Non è tanto un problema di norme: i social sono già vietati dai loro stessi codici prima di quell’età. Inutilmente. Ciò dovrebbe far riflettere. Un ragazzino di 10 anni è perfettamente in grado di andare da solo a scuola con uno 'strumento' come un monopattino elettrico o un motorino: se non accade è perché tutti sappiamo che non saprebbe gestire una situazione complessa nel traffico. Una ragazzina di 13 anni è capace di ritirare da scuola la sorellina di 9: la scuola, giustamente, non lo permette. A quell’età, se 'ben educati', si può anche gestire un vero piccolo fucile personale: in certi contesti avviene, per fortuna la pratica attira meno dell’uso libero dello smartphone. Siamo sicuri che ci sia una differenza? Anche grazie agli smartphone i nostri figli in questi mesi hanno potuto fare lezione e restare in contatto con gli amici.
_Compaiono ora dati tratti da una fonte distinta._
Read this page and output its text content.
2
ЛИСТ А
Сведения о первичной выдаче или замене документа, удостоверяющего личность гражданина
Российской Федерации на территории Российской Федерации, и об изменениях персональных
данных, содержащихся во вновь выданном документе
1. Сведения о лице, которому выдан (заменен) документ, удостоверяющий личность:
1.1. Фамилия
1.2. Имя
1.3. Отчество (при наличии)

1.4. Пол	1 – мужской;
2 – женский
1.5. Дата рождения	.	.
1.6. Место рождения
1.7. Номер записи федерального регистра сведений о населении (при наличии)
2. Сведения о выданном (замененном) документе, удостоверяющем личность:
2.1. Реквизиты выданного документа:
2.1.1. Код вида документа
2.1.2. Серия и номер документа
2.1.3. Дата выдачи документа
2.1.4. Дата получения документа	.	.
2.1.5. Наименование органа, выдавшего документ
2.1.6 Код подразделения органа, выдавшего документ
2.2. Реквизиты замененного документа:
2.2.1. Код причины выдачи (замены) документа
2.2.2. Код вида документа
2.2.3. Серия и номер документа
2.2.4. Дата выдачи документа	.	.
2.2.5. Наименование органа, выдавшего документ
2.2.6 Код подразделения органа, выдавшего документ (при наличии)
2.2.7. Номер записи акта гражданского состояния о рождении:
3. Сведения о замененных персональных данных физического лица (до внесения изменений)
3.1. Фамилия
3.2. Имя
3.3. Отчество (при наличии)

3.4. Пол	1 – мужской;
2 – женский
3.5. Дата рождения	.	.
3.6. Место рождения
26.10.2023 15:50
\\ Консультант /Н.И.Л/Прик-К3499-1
In realtà hanno solo usato una funzione marginale di questo strumento: tutto il resto non serve loro, non è adatto, e può «rubare l’infanzia » cui avrebbero diritto, come rileva Stefania Garassini nel manuale 'Smartphone, 10 ragioni per non regalarlo alla prima Comunione (e magari neanche alla Cresima)', dove la premessa è che «educare all’uso della tecnologia significa soprattutto educare ». Ripartire dai fondamenti della genitorialità, allora, significa anche ammettere che se abbiamo dato uno smartphone a un bambino, spesso è solo perché 'lo avevano già tutti', soggiacendo a una dittatura culturale che andrebbe invece capovolta se abbiamo veramente a cuore la questione educativa in senso comunitario.
Uno smartphone è una porta aperta su
un mondo sconfinato che stiamo imparando a conoscere in tutte le sue
sfaccettature: tanto noi adulti quanto i nostri figli abbiamo bisogno di un
racconto pubblico che ci aiuti a individuare i nuovi pericoli, incominciando a
definire cosa si può fare e cosa no.